Sitting at my desk, my heart is heavy in my chest. This morning driving to work my heart felt the same. I drove faster than normal, some how I thought this would help. Now I have to sit here for another hour and a half and try to ignore the rock inside my chest.
Today I'm resigning from work.
I called my manager first thing this morning, but he'll be in a meeting until 10:30, so I'll have to wait. This is hard for me to tell my manager. He has been so supportive and flexible, I feel like I'm letting him down. I must have been a catholic in my previous life; I always feel guilty.
(written around 10:45am)
I can breath. That was so difficult. I had a whole speech planned: tell him and then soften it by say it's not for another 5 weeks and I'd like to still take on projects on a contract basis.
So I went into a conference room and called him. When he answered I said hello and asked him how he was.

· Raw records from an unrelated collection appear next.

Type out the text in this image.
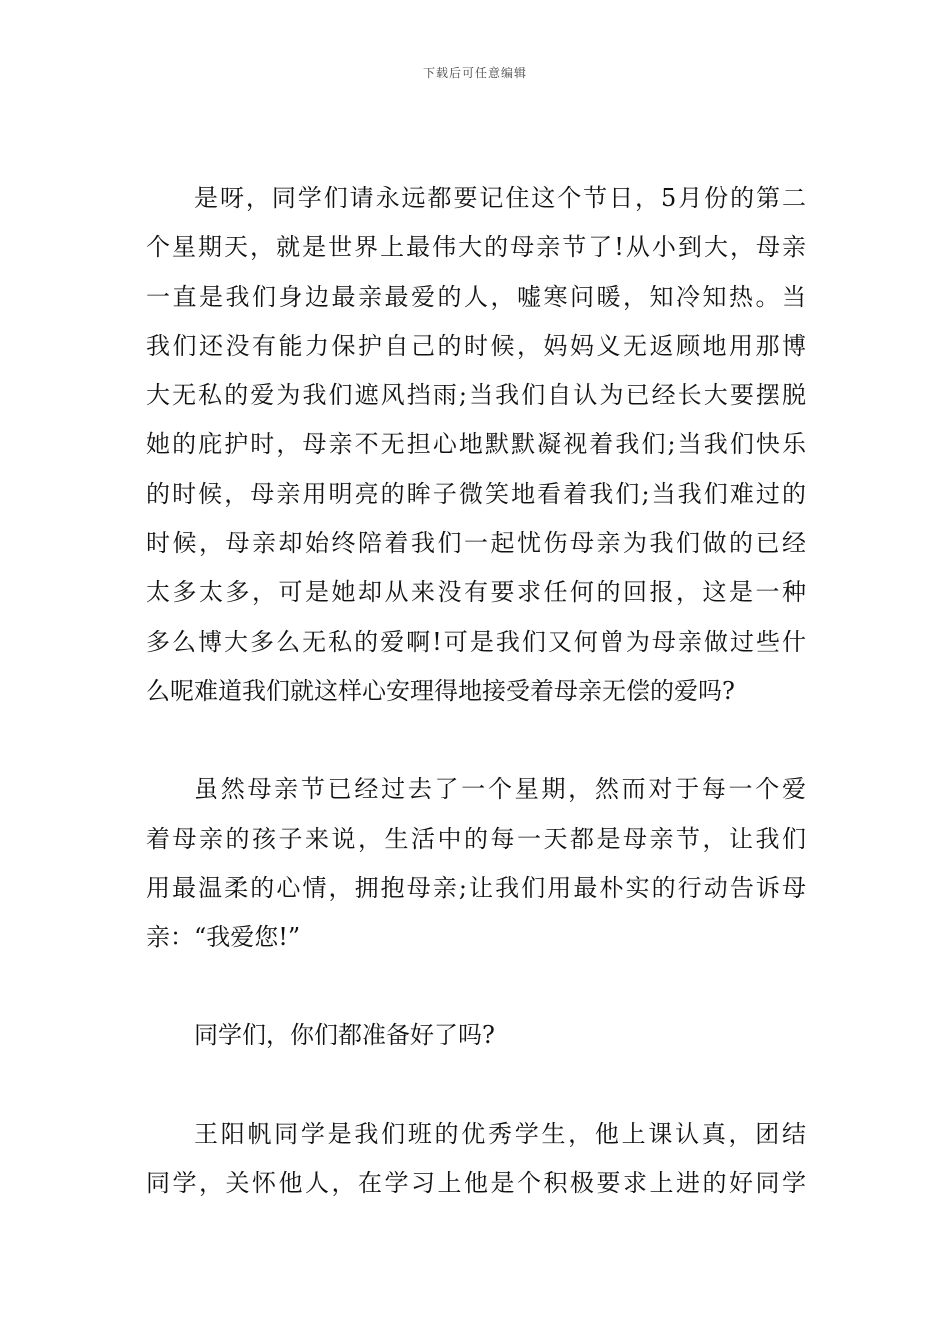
下载后可任意编辑
是呀，同学们请永远都要记住这个节日，5月份的第二
个星期天，就是世界上最伟大的母亲节了!从小到大，母亲
一直是我们身边最亲最爱的人，嘘寒问暖，知冷知热。当
我们还没有能力保护自己的时候，妈妈义无返顾地用那博
大无私的爱为我们遮风挡雨;当我们自认为已经长大要摆脱
她的庇护时，母亲不无担心地默默凝视着我们;当我们快乐
的时候，母亲用明亮的眸子微笑地看着我们;当我们难过的
时候，母亲却始终陪着我们一起忧伤母亲为我们做的已经
太多太多，可是她却从来没有要求任何的回报，这是一种
多么博大多么无私的爱啊!可是我们又何曾为母亲做过些什
么呢难道我们就这样心安理得地接受着母亲无偿的爱吗?
虽然母亲节已经过去了一个星期，然而对于每一个爱
着母亲的孩子来说，生活中的每一天都是母亲节，让我们
用最温柔的心情，拥抱母亲;让我们用最朴实的行动告诉母
亲：“我爱您!”
同学们，你们都准备好了吗?
王阳帆同学是我们班的优秀学生，他上课认真，团结
同学，关怀他人，在学习上他是个积极要求上进的好同学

He said "not good, I had a bad weekend". I said "I'm sorry, I have something to tell you that's not going to make things any better". So I told him that I was resigning, but not because of him or colleagues or the work, but that I'm resigning because I'm moving to Argentina.....he laughed. It was a laugh of kindness, a genuine laugh that had no hidden meanings. I tried to continue with my planned speech, but he asked me to wait. I could tell he was smiling. He asked me to tell him again, he needed to process it. Once he thought it over, he said that was the best reason he ever heard for resigning. He congratulated me and wished me well. I'm so lucky to have had a supportive charismatic manager. I realize not too many people can say that. My last day will be on November 20th.